Brilliant ideas strike at unlikely moments. Ian Goodfellow conceived generative adversarial networks while spitballing programming techniques with friends at a bar. Goodfellow, who views himself as “someone who works on the core technology, not the applications,” started at Stanford as a premed before switching to computer science and studying machine learning with Andrew Ng. “I realized that would be a faster path to impact more things than working on specific medical applications one at a time,” he recalls. From there, he earned a PhD in machine learning at Université de Montréal, interned at the seminal robotics lab Willow Garage, and held positions at OpenAI and Google Research. Last year, he joined Apple as director of machine learning in the Special Projects Group, which develops technologies that aren’t part of products on the market. His work at Apple is top-secret.

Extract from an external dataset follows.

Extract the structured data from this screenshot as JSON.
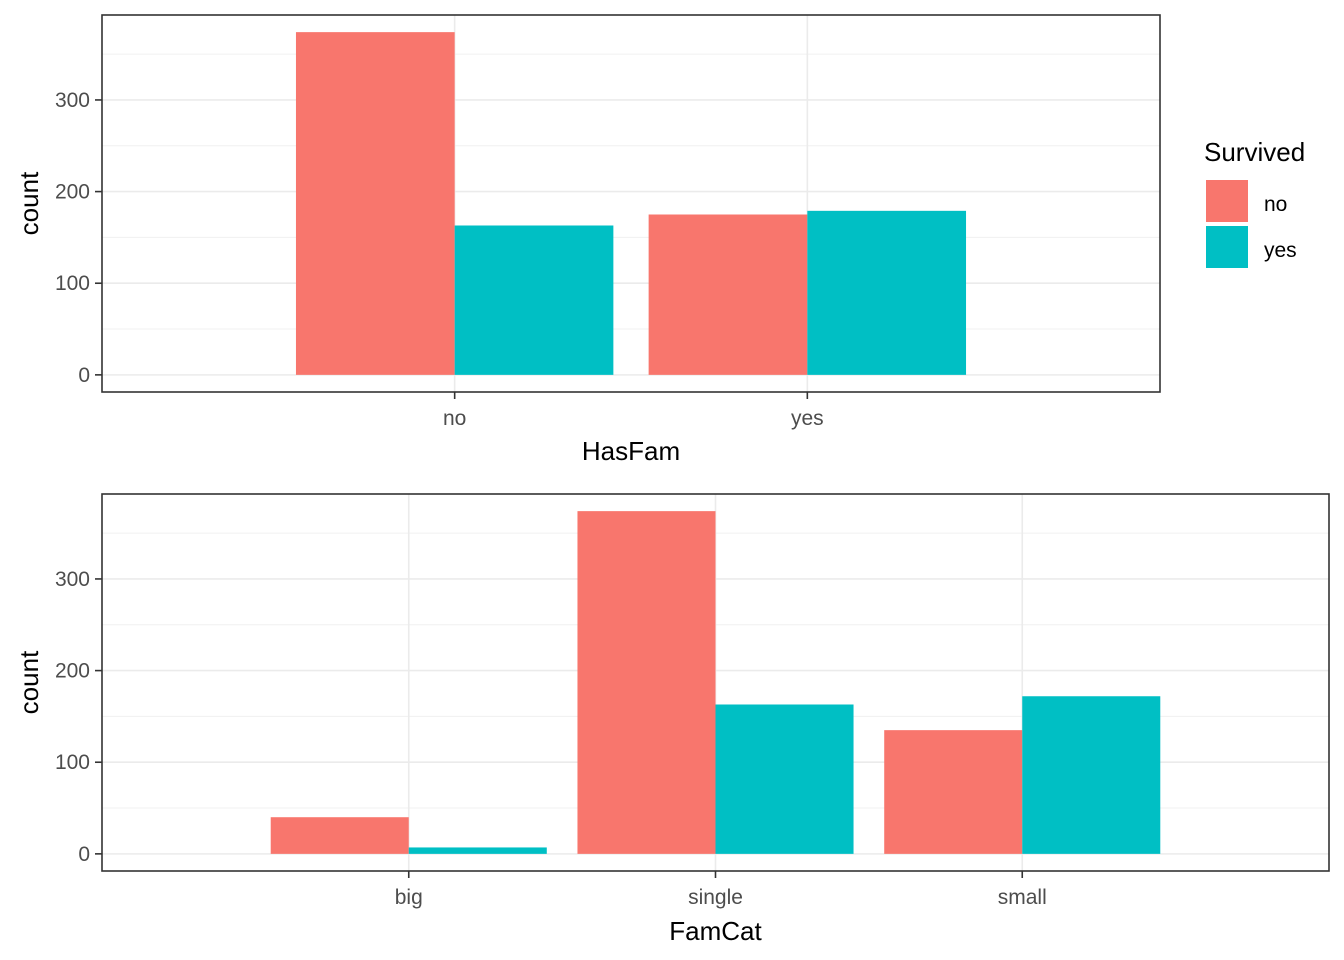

The Batch: How did you come up with the idea for two networks that battle each other?
Goodfellow: I’d been thinking about how to use something like a discriminator network as a way to score a speech synthesis contest, but I didn’t do it because it would have been too easy to cheat by overfitting to a particular discriminator. Some of my friends wanted to train a generator network using a technique that would have taken gigabytes of data per image, even for the tiny images we studied with generative models in 2014. We were discussing the problem one night at a bar, and they asked me how to write a program that efficiently manages gigabytes of data per image on a GPU that, back then, had about 1.5GB RAM. I said, that’s not a programming problem. It’s an algorithm design problem. Then I realized that a discriminator network could help a generator produce images if it were part of the learning process. I went home that night and started coding the first GAN.
The Batch: How long did it take?
Goodfellow: By copying and pasting bits and pieces of earlier papers, I got the first GAN to produce MNIST images in only an hour of work or so. MNIST is such a small dataset that, even back then, you could train on it very quickly. I think it trained for tens of minutes before it could produce recognizable handwritten digits.
The Batch: What did it feel like to see the first face?
Goodfellow: That wasn’t as much of a revolutionary moment as people might expect. My colleague Bing Xu modeled face images from the Toronto Face Database, which were only 90 pixels square and grayscale. Because the faces were always centered and looking straight at the camera, even very simple algorithms like PCA could make pretty good faces. The main thing we were surprised by were the images it made of CIFAR10, where there’s a lot of variability. They looked like crap. But we had been looking at crap from generative models for years, and we could tell that this was an exciting, new kind of crap.
The Batch: Has anything surprised you about the way this work has played out?
Goodfellow: In the first GAN paper, we included a list of things that might happen in future work. A lot of them did. The one big category of things I didn’t anticipate was domain-to-domain translation. GANs like CycleGAN from Berkeley. You can take a picture of a horse and have it transformed into a zebra without training on matched pairs of horse and zebra images. That’s very powerful because it can be easy to passively collect data in each domain, but it’s time-consuming and expensive to get data that matches up across domains.
The Batch: What are you most hopeful about in GAN research?
Goodfellow: I’d like to see more use of GANs in the physical world, specifically for medicine. I’d like to see the community move toward more traditional science applications, where you have to get your hands dirty in the lab. That can lead to more things that have more of a tangible, positive impact on peoples’ lives. For instance, in dentistry, GANs have been used to make personalized crowns for individual patients. Insilico is using GANs to design medicinal drugs.
The Batch: How much do you worry about bias in GAN output? The ability to produce realistic human faces makes it a pressing issue.
Goodfellow: GANs can be used to counteract biases in training data by generating training data for other machine learning algorithms. If there’s a language where you don’t have as much representation in your data, you can oversample that. At Apple, we were able to generate data for a gestural text-entry feature called QuickPath. A startup called Vue.ai uses GANs to generate images of what clothing would look like on different models. Traditionally, there may not have been much diversity in who was hired to be a model to try on this clothing. Now you can get a model who looks like you, wearing a specific item of clothing you’re interested in. These are baby steps, but I hope there are other ways GANs can be used to address issues of underrepresentation in datasets.